Verfasst von: Gunther | Dezember 15, 2009

99. Der Aufbruch nach Judäa. Die Ungastlichkeit der Samariter

Sechster Abschnitt

Vom letzten Laubhüttenfeste bis zum letzten Tempelweihfeste

99. Der Aufbruch nach Judäa. Die Ungastlichkeit der Samariter

(Joh. 7, 10; Luk. 9, 51-56; Mark. 10, 1; Matth. 19, 1)

Die zwölf Apostel

Die zwölf Apostel

Nachdem seine Verwandten hinaufgezogen waren, zog er selbst zum Feste hinauf, nicht offenkundig, sondern wie im geheimen. Als nämlich die Tage seiner Aufnahme der Erfüllung nahe waren, da richtete er sein Angesicht fest auf Jerusalem, um dorthin zu gehen. Indem er nun aus Galiläa wegzog, sandte er Boten vor sich her. Diese gingen hin und kamen in eine Stadt der Samariter, um für ihn Herberge  zu bestellen.
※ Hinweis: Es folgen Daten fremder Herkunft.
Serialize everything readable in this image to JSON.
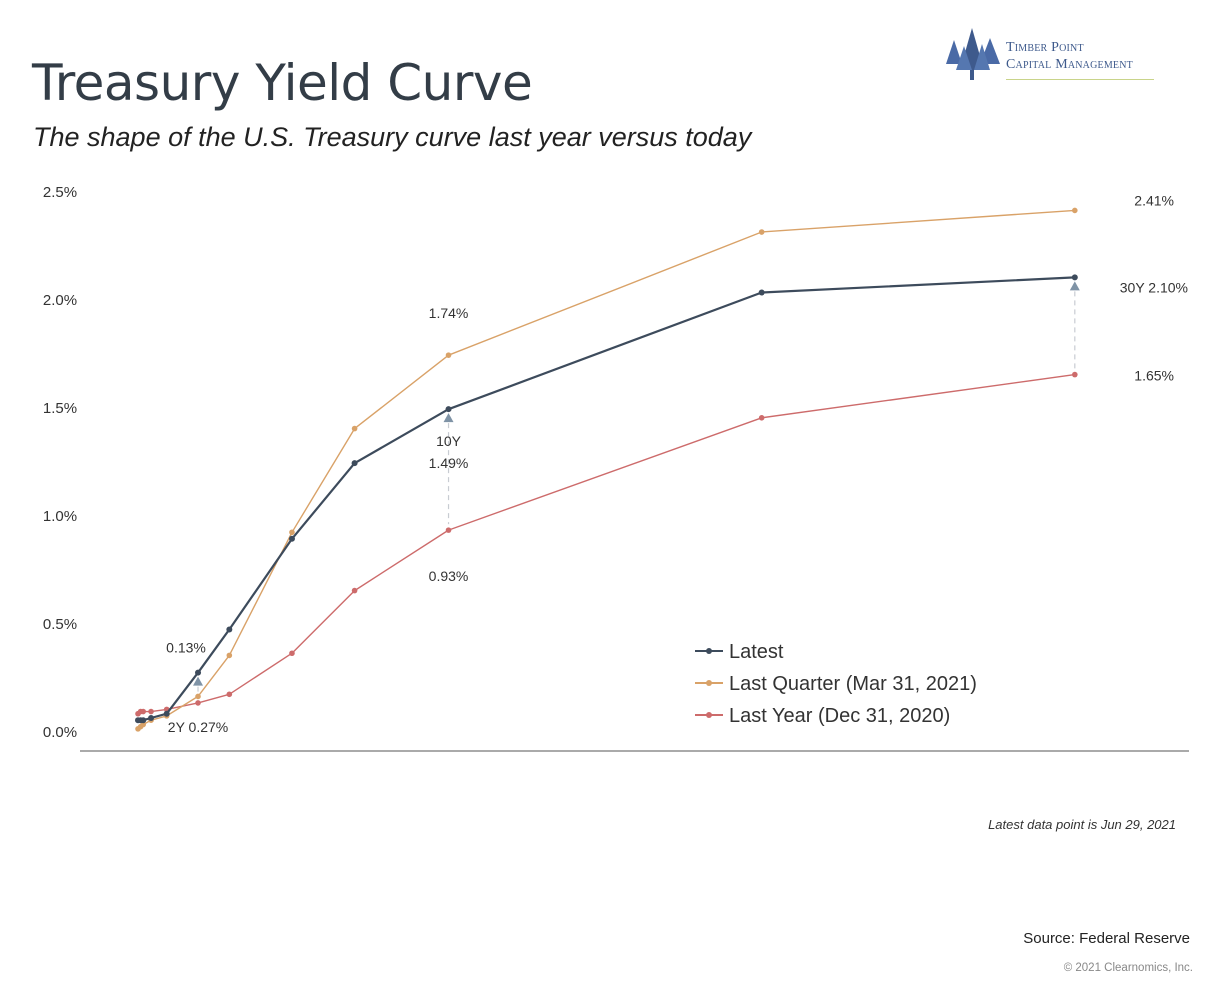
{
  "title": "Treasury Yield Curve",
  "subtitle": "The shape of the U.S. Treasury curve last year versus today",
  "logo": {
    "line1": "Timber Point",
    "line2": "Capital Management",
    "icon": "pine-trees-icon"
  },
  "note": "Latest data point is Jun 29, 2021",
  "source": "Source: Federal Reserve",
  "copyright": "© 2021 Clearnomics, Inc.",
  "chart_data": {
    "type": "line",
    "title": "",
    "xlabel": "",
    "ylabel": "",
    "x_unit": "months to maturity",
    "x": [
      1,
      2,
      3,
      6,
      12,
      24,
      36,
      60,
      84,
      120,
      240,
      360
    ],
    "ylim": [
      0,
      2.5
    ],
    "yticks": [
      "0.0%",
      "0.5%",
      "1.0%",
      "1.5%",
      "2.0%",
      "2.5%"
    ],
    "ytick_values": [
      0,
      0.5,
      1.0,
      1.5,
      2.0,
      2.5
    ],
    "grid": false,
    "legend_position": "lower-right",
    "series": [
      {
        "name": "Latest",
        "color": "#3d4b5c",
        "values": [
          0.05,
          0.05,
          0.05,
          0.06,
          0.08,
          0.27,
          0.47,
          0.89,
          1.24,
          1.49,
          2.03,
          2.1
        ]
      },
      {
        "name": "Last Quarter (Mar 31, 2021)",
        "color": "#d9a268",
        "values": [
          0.01,
          0.02,
          0.03,
          0.05,
          0.07,
          0.16,
          0.35,
          0.92,
          1.4,
          1.74,
          2.31,
          2.41
        ]
      },
      {
        "name": "Last Year (Dec 31, 2020)",
        "color": "#cd6b6b",
        "values": [
          0.08,
          0.09,
          0.09,
          0.09,
          0.1,
          0.13,
          0.17,
          0.36,
          0.65,
          0.93,
          1.45,
          1.65
        ]
      }
    ],
    "annotations": [
      {
        "text": "0.13%",
        "x": 24,
        "y": 0.13,
        "position": "above-left"
      },
      {
        "text": "2Y 0.27%",
        "x": 24,
        "y": 0.27,
        "position": "below"
      },
      {
        "text": "1.74%",
        "x": 120,
        "y": 1.74,
        "position": "above"
      },
      {
        "text": "10Y",
        "x": 120,
        "y": 1.49,
        "position": "below"
      },
      {
        "text": "1.49%",
        "x": 120,
        "y": 1.49,
        "position": "below-2"
      },
      {
        "text": "0.93%",
        "x": 120,
        "y": 0.93,
        "position": "below"
      },
      {
        "text": "2.41%",
        "x": 360,
        "y": 2.41,
        "position": "right"
      },
      {
        "text": "30Y 2.10%",
        "x": 360,
        "y": 2.1,
        "position": "right"
      },
      {
        "text": "1.65%",
        "x": 360,
        "y": 1.65,
        "position": "right"
      }
    ],
    "markers": [
      {
        "x": 24
      },
      {
        "x": 120
      },
      {
        "x": 360
      }
    ]
  }
}
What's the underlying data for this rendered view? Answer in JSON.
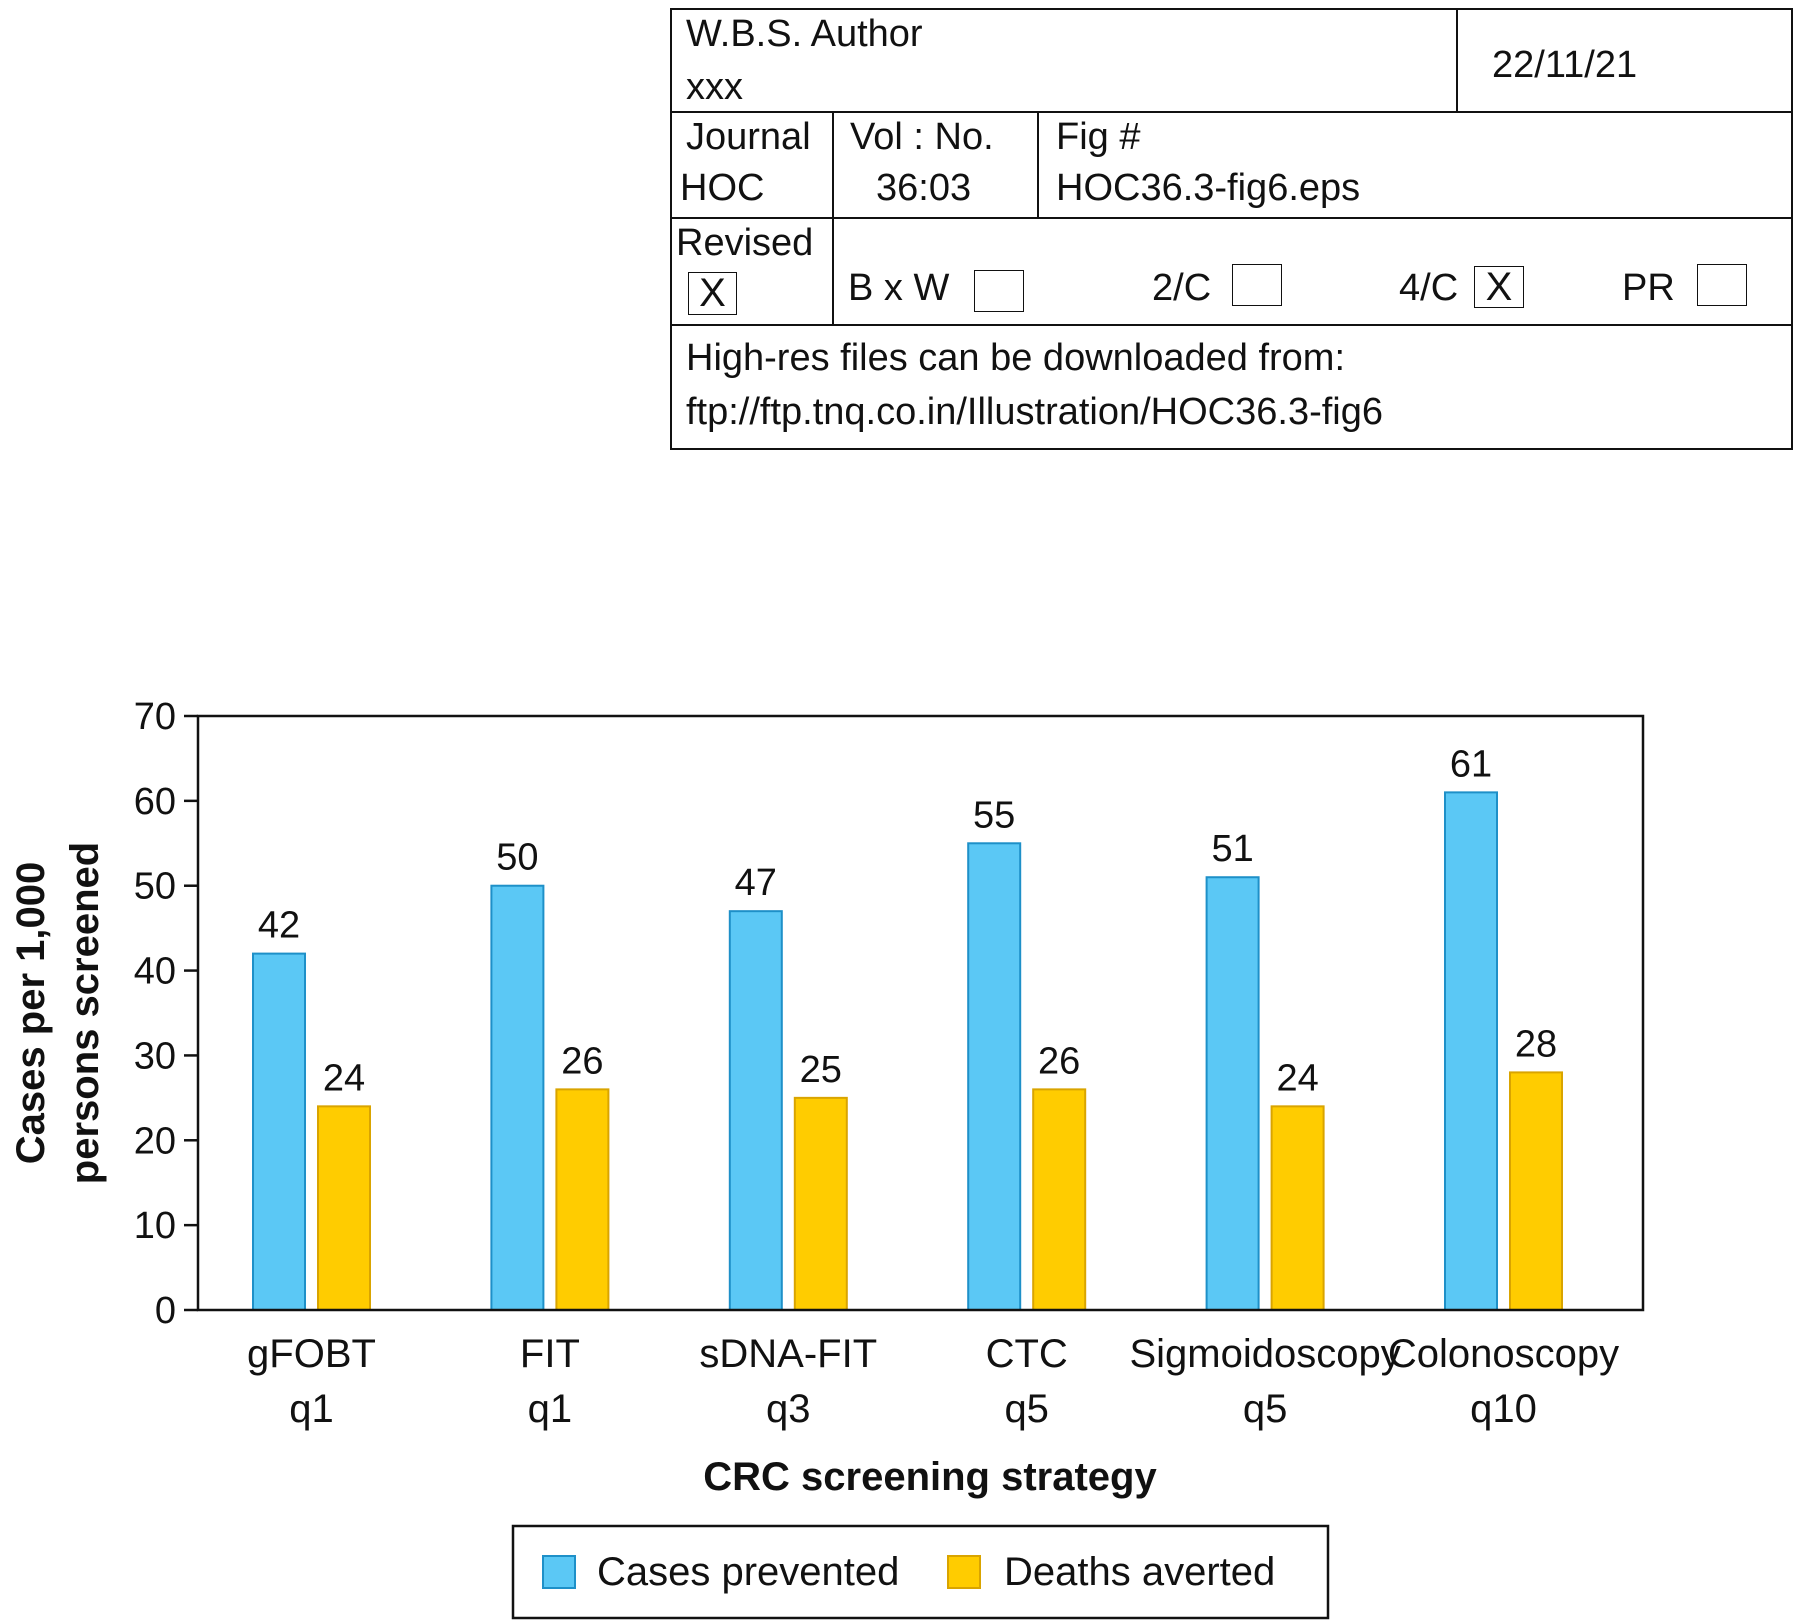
{
  "proof_box": {
    "author_label": "W.B.S. Author",
    "author_value": "xxx",
    "date": "22/11/21",
    "journal_label": "Journal",
    "journal_value": "HOC",
    "vol_label": "Vol : No.",
    "vol_value": "36:03",
    "fig_label": "Fig #",
    "fig_value": "HOC36.3-fig6.eps",
    "revised_label": "Revised",
    "revised_mark": "X",
    "options": [
      {
        "label": "B x W",
        "mark": ""
      },
      {
        "label": "2/C",
        "mark": ""
      },
      {
        "label": "4/C",
        "mark": "X"
      },
      {
        "label": "PR",
        "mark": ""
      }
    ],
    "note_line1": "High-res files can be downloaded from:",
    "note_line2": "ftp://ftp.tnq.co.in/Illustration/HOC36.3-fig6"
  },
  "chart_data": {
    "type": "bar",
    "categories": [
      [
        "gFOBT",
        "q1"
      ],
      [
        "FIT",
        "q1"
      ],
      [
        "sDNA-FIT",
        "q3"
      ],
      [
        "CTC",
        "q5"
      ],
      [
        "Sigmoidoscopy",
        "q5"
      ],
      [
        "Colonoscopy",
        "q10"
      ]
    ],
    "series": [
      {
        "name": "Cases prevented",
        "color": "#5BC8F5",
        "stroke": "#1E90C8",
        "values": [
          42,
          50,
          47,
          55,
          51,
          61
        ]
      },
      {
        "name": "Deaths averted",
        "color": "#FFCC00",
        "stroke": "#D9A400",
        "values": [
          24,
          26,
          25,
          26,
          24,
          28
        ]
      }
    ],
    "xlabel": "CRC screening strategy",
    "ylabel": [
      "Cases per 1,000",
      "persons screened"
    ],
    "ylim": [
      0,
      70
    ],
    "yticks": [
      0,
      10,
      20,
      30,
      40,
      50,
      60,
      70
    ],
    "grid": false,
    "legend": "bottom"
  }
}
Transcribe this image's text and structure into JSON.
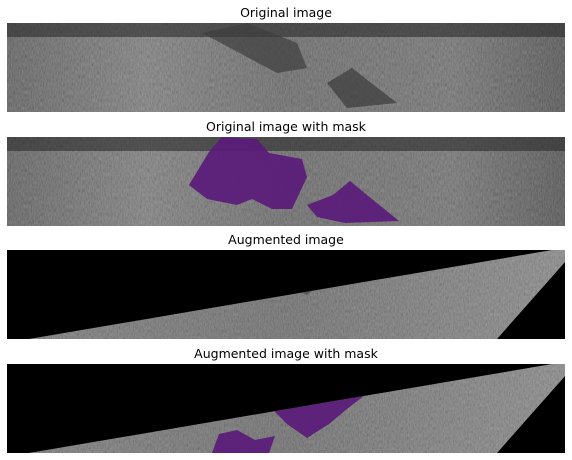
{
  "panels": [
    {
      "title": "Original image"
    },
    {
      "title": "Original image with mask"
    },
    {
      "title": "Augmented image"
    },
    {
      "title": "Augmented image with mask"
    }
  ],
  "colors": {
    "background": "#ffffff",
    "mask": "#5a1a7a",
    "steel_base": "#555555",
    "padding": "#000000"
  }
}
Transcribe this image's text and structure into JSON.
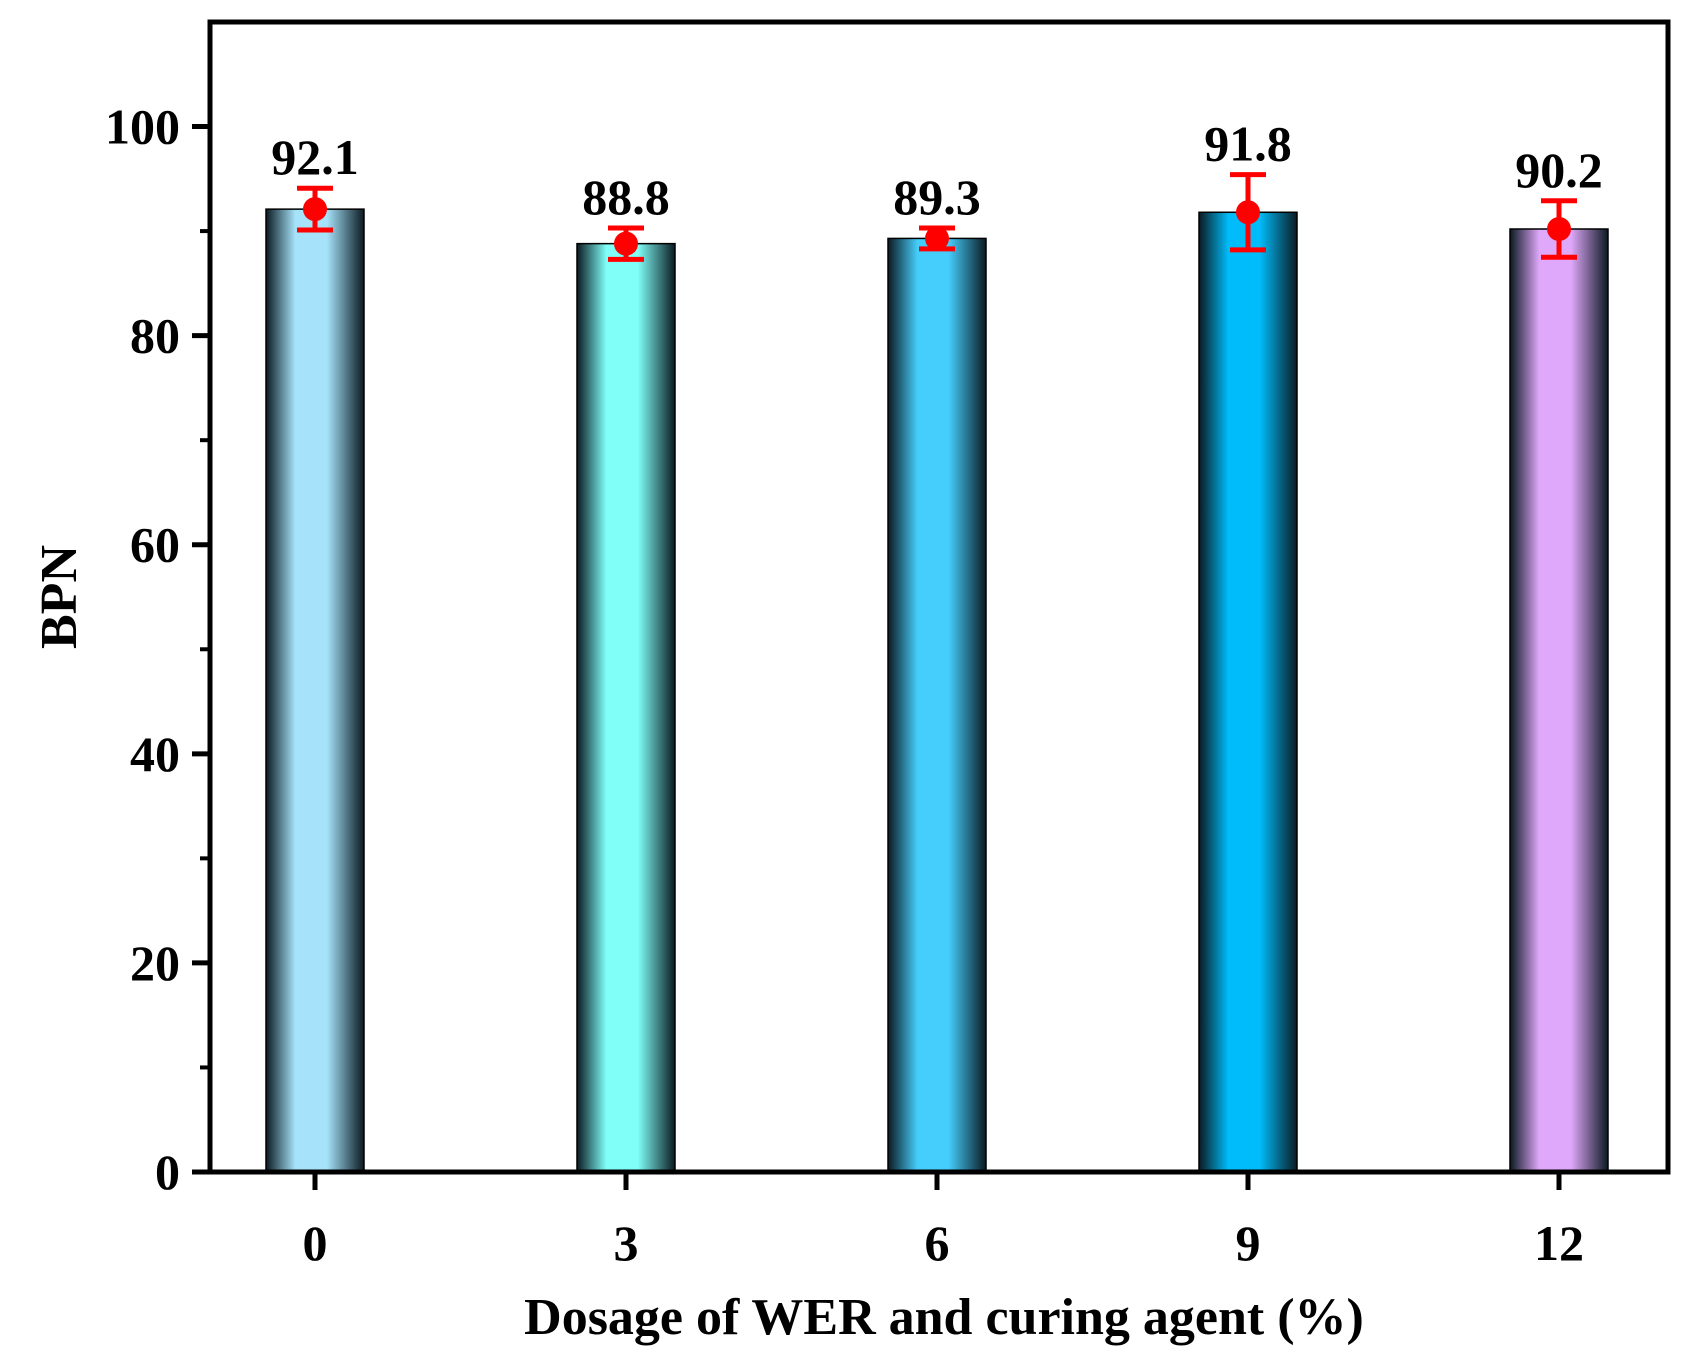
{
  "chart_data": {
    "type": "bar",
    "title": "",
    "xlabel": "Dosage of WER and curing agent  (%)",
    "ylabel": "BPN",
    "categories": [
      "0",
      "3",
      "6",
      "9",
      "12"
    ],
    "values": [
      92.1,
      88.8,
      89.3,
      91.8,
      90.2
    ],
    "value_labels": [
      "92.1",
      "88.8",
      "89.3",
      "91.8",
      "90.2"
    ],
    "error_low": [
      90.1,
      87.3,
      88.3,
      88.2,
      87.5
    ],
    "error_high": [
      94.1,
      90.3,
      90.3,
      95.4,
      92.9
    ],
    "ylim": [
      0,
      110
    ],
    "yticks": [
      0,
      20,
      40,
      60,
      80,
      100
    ],
    "grid": false,
    "legend": "none",
    "bar_colors": [
      "#a6e3fa",
      "#80fff8",
      "#45cdfb",
      "#00bcfa",
      "#e0a8fb"
    ],
    "bar_edge_color": "#0b1a22",
    "error_color": "#ff0000"
  }
}
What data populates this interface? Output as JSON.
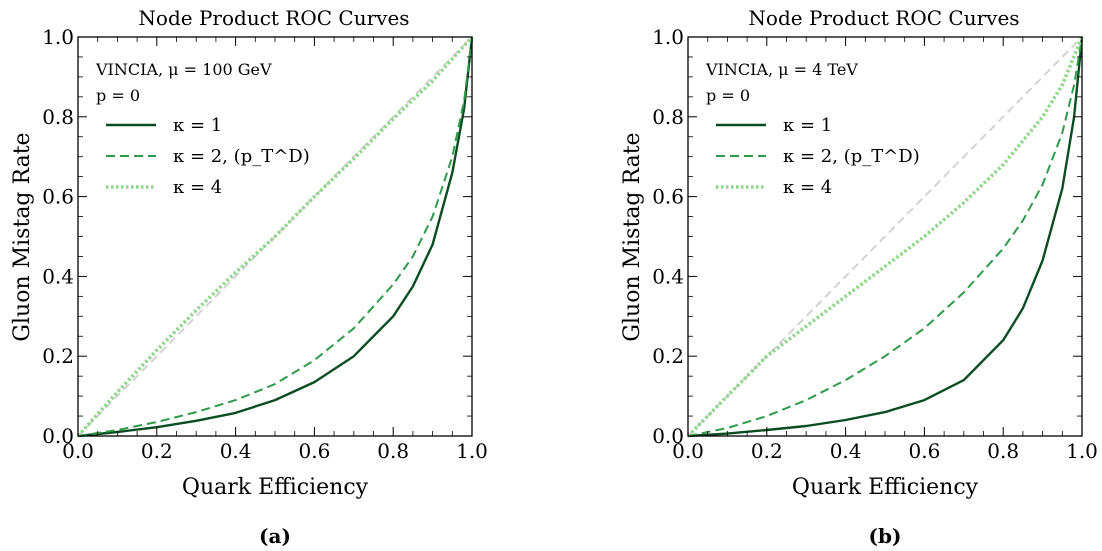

Allein man nahm ihn nicht auf, weil sein Angesicht auf Jerusalem gerichtet war. Als seine Jünger Jakobus und Johannes das sahen, sprachen sie: „Herr, willst du, sollen wir sagen, dass Feuer vom Himmel falle und sie verzehre?“ Er aber wandte sich um und wehrte es ihnen, indem er sprach: „Ihr wisst nicht, wessen Geistes ihr seid. Der Menschensohn ist nicht gekommen, Seelen zu verderben, sondern zu retten.“ Dann gingen sie in eine andere Ortschaft.